Crystal structure of histidine-containing phosphocarrier protein from Thermoanaerobacter tengcongensis MB4 and the implications for thermostability.

机构信息

CAS Key Laboratory of Pathogenic Microbiology and Immunology, Institute of Microbiology, Chinese Academy of Sciences, Beijing, China.

出版信息

Sci China Life Sci. 2011 Jun;54(6):513-9. doi: 10.1007/s11427-011-4182-x. Epub 2011 Jun 26.

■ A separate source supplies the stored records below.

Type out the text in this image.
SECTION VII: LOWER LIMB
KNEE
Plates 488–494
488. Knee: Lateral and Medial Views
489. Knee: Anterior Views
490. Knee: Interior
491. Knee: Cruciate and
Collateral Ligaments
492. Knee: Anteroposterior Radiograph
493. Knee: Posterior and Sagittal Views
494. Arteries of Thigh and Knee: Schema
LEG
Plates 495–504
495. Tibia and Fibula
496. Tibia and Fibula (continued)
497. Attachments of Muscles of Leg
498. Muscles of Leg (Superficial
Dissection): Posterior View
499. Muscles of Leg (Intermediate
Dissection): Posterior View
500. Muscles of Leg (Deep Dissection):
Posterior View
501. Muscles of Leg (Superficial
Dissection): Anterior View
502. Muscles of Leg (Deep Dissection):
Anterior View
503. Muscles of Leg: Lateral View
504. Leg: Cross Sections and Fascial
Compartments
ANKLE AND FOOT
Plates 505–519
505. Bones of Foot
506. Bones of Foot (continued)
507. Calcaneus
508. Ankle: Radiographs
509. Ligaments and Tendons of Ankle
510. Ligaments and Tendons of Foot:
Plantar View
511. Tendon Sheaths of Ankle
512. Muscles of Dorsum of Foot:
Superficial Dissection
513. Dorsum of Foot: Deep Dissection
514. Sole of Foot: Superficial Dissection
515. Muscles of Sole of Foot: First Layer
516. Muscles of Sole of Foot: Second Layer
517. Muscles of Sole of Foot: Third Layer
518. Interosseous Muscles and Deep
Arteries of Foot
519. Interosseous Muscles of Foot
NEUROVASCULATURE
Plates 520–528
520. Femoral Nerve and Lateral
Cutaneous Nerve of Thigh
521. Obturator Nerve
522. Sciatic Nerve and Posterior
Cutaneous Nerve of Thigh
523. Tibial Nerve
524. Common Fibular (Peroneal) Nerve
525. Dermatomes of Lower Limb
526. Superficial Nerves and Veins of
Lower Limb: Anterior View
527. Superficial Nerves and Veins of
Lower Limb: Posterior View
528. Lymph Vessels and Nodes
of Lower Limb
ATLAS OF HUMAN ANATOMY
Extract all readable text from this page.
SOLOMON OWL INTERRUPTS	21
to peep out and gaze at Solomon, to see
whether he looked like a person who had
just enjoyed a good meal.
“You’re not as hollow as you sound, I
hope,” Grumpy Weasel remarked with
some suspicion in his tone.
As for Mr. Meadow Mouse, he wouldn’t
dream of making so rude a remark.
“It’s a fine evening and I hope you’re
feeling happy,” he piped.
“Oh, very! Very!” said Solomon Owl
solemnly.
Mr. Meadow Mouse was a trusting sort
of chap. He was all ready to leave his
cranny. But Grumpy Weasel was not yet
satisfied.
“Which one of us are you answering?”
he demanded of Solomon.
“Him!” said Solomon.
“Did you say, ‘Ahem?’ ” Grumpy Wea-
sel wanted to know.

DOI:10.1007/s11427-011-4182-x
PMID:21706411
Abstract

Protein thermostability is an inherent characteristic of proteins from thermophilic microorganisms, and therefore enables these organisms to survive at extreme temperatures. Although it is well-known that thermostable proteins are critical for the growth of thermophilic organisms, the structural basis of protein thermostability is not yet fully understood. The histidine-containing phosphocarrier (HPr) protein, a phosphate shuttle protein in the phosphoenolpyruvate-dependent sugar transport system (PTS) of bacterial species, is an ideal model for investigating protein thermostability with respect to its small size and deficiency in disulphide bonds or cofactors. In this study, the HPr protein from Thermoanaerobacter tengcongensis (TtHPr) is cloned and purified. Crystal structure with good quality has been determined at 2.3 Å resolution, which provides a firm foundation for exploring the thermostable mechanism. However, it shows that the crystal structure is conserved and no clue can be obtained from this single structure. Furthermore, detailed comparison of sequence and structure with the homologs from meso- or thermophilic bacteria shows no obvious rule for thermostability, but the extra salt-bridge existing only in thermophilic bacteria might be a better explanation for thermostability of HPr. Thus, mutations are performed to interrupt the salt-bridge in HPrs in thermophilic bacteria. Using site-directed mutations and the circular dichroism method, thermostability is evaluated, and the mutational variations are shown to have a faster denaturing rate than for wild-type viruses, indicating that mutations cause instability in the HPrs. Understanding the higher-temperature resistance of thermophilic and hyperthermophilic proteins is essential to studies on protein folding and stability, and is critical in engineering efficient enzymes that can work at a high temperature.

摘要

蛋白质热稳定性是嗜热微生物蛋白质的固有特性,因此使这些生物能够在极端温度下生存。尽管众所周知,热稳定蛋白对于嗜热生物的生长至关重要,但蛋白质热稳定性的结构基础尚未完全了解。组氨酸含有磷酸载体(HPr)蛋白是细菌磷酸烯醇丙酮酸依赖型糖转运系统(PTS)中的磷酸穿梭蛋白,是研究蛋白质热稳定性的理想模型,因为其分子量小,缺乏二硫键或辅因子。在这项研究中,从 Thermoanaerobacter tengcongensis(TtHPr)克隆并纯化了 HPr 蛋白。已经以 2.3Å 的分辨率确定了高质量的晶体结构,为探索热稳定性机制提供了坚实的基础。然而,它表明晶体结构是保守的,从单个结构中无法获得任何线索。此外,与中温和嗜热细菌的同源物进行序列和结构的详细比较表明,没有明显的热稳定性规律,但仅存在于嗜热细菌中的额外盐桥可能是 HPr 热稳定性的更好解释。因此,对嗜热细菌中的 HPr 进行了突变以中断盐桥。通过定点突变和圆二色性方法评估热稳定性,突变显示出比野生型病毒更快的变性速率,表明突变导致 HPr 不稳定。了解嗜热和超嗜热蛋白的更高温度抗性对于研究蛋白质折叠和稳定性至关重要,并且对于工程能够在高温下工作的高效酶也至关重要。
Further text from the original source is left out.